Iaido has become a popular form of martial arts that's practiced by thousands of people from around the world. Originating in feudal Japan, it focuses on drawing one's sword and responding to an attack. In this post, we're going to explore this traditional Japanese martial art, revealing five facts that may surprise you.
#1) There Are Iaido Schools
To put the popularity of Iaido into perspective, there have been numerous schools that teach this martial art. During Japan's Muromachi period, for instance, the Musō Jikiden Eishin-ryū school emerged, bringing this martial art to countless students. Around this same time, the Hoki-ryu school also emerged. According to the All Japan Iaido Federation, there were five major schools that contributed to the development of this now-popular martial art.
#2) Iaido Involves Hundreds of Swordsmanship Styles
No, that's not a typo. Iaido involves the use of hundreds of different styles of swordsmanship. Here's the thing: They all focus on non-combative techniques rather than direct combat. There are two main focuses of this martial art. First, the practitioner must maintain a sense of psychological awareness, always looking for signs of impending attack. Second, the practitioner must be able to draw his or her sword quickly and respond to an opponent's attack.
#3) Iaido Is Practiced Solo
Although Iaido emphasizes the importance of responding to an attack, the martial art is usually practiced solo. A typical competition begins with a single practitioner unsheathing and drawing his or her sword, after which they perform practice strikes using various techniques. An Iaido match always begins and ends with the practitioner unsheathing and sheathing his or her sword.
#4) Iaido Requires a Special Sword
In the past, Iaido was practiced with live-blade swords like the traditional Japanese katana or wakizashi. In recent years, however, practitioners have since switched to a different sword for this martial art, known as a iaito. The iaito isn't just another bamboo or wood practice sword. Rather, it's a real sword with a blunt edge. This allows practitioners to make proper striking techniques while minimizing the risk of self-injury in the process.

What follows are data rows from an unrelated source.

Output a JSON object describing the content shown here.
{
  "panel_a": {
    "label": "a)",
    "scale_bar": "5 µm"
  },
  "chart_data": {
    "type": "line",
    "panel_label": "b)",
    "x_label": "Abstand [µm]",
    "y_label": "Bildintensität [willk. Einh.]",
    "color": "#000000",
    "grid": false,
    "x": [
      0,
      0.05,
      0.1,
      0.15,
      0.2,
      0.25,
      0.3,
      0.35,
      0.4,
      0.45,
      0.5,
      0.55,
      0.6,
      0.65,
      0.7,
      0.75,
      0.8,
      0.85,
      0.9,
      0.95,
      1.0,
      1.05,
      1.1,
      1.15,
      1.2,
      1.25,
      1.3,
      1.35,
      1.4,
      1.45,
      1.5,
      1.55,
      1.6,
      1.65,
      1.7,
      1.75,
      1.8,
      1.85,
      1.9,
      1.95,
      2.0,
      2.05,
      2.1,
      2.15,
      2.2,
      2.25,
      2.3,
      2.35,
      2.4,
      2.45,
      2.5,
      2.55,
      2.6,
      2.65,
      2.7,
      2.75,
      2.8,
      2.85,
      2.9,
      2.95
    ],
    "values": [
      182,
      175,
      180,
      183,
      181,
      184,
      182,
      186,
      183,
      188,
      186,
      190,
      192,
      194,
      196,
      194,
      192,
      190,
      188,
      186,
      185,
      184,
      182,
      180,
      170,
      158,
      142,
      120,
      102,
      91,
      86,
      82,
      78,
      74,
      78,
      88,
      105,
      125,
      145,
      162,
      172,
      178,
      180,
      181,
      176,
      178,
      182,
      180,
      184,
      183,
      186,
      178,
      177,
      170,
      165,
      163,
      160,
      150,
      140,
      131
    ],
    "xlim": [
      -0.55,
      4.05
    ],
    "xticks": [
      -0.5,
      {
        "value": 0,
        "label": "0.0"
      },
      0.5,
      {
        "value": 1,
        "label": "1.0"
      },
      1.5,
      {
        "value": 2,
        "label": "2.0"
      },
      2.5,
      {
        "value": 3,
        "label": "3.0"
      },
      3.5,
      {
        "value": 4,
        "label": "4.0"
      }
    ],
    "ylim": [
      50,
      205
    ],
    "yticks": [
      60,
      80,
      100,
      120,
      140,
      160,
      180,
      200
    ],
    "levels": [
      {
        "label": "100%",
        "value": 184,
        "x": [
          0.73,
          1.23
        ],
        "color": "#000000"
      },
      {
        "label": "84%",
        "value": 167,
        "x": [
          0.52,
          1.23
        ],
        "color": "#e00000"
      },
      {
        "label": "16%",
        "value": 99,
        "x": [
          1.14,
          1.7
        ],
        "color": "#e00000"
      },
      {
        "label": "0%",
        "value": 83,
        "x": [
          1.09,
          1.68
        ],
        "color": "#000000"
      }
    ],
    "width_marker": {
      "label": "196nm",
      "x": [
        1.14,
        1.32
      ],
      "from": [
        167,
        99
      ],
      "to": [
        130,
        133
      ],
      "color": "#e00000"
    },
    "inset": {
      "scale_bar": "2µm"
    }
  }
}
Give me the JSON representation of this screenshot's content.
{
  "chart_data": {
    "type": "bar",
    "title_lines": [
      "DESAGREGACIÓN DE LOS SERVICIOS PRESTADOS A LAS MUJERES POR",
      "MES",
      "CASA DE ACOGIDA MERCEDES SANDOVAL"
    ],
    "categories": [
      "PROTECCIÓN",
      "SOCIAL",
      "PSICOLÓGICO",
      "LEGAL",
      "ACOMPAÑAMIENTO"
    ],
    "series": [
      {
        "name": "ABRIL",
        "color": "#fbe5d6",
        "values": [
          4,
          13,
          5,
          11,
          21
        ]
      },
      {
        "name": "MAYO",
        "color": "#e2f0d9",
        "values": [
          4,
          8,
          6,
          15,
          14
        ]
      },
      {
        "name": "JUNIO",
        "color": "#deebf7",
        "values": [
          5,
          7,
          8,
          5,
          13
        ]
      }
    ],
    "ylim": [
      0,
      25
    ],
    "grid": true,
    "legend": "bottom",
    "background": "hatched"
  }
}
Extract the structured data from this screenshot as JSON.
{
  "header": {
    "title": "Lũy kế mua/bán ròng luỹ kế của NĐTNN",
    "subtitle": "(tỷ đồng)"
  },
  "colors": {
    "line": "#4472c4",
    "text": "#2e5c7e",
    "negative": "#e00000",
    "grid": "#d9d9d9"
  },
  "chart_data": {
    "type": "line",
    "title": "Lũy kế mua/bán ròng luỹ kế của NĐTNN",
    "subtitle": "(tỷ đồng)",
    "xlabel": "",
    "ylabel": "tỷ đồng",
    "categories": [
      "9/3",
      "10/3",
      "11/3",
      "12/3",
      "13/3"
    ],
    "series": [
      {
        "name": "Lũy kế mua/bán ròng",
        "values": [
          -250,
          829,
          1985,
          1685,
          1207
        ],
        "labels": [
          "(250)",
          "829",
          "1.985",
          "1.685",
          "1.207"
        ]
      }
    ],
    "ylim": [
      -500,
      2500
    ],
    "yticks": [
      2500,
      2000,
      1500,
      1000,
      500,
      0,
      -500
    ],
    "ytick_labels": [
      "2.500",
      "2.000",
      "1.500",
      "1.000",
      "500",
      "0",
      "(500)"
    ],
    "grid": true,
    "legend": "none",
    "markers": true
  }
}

#5) Iaido Is Still Practiced
Even after all those years, Iaido is still practiced by thousands of people from across the world. The sport is currently regulated by the All Japan Kendo Federation (AJKF), which creates standards regarding kata and etiquette, while also organizing and regulating competitions. Even in Europe, Iaido is practiced and organized by the European Kendo Federation, which hosts a competition each year.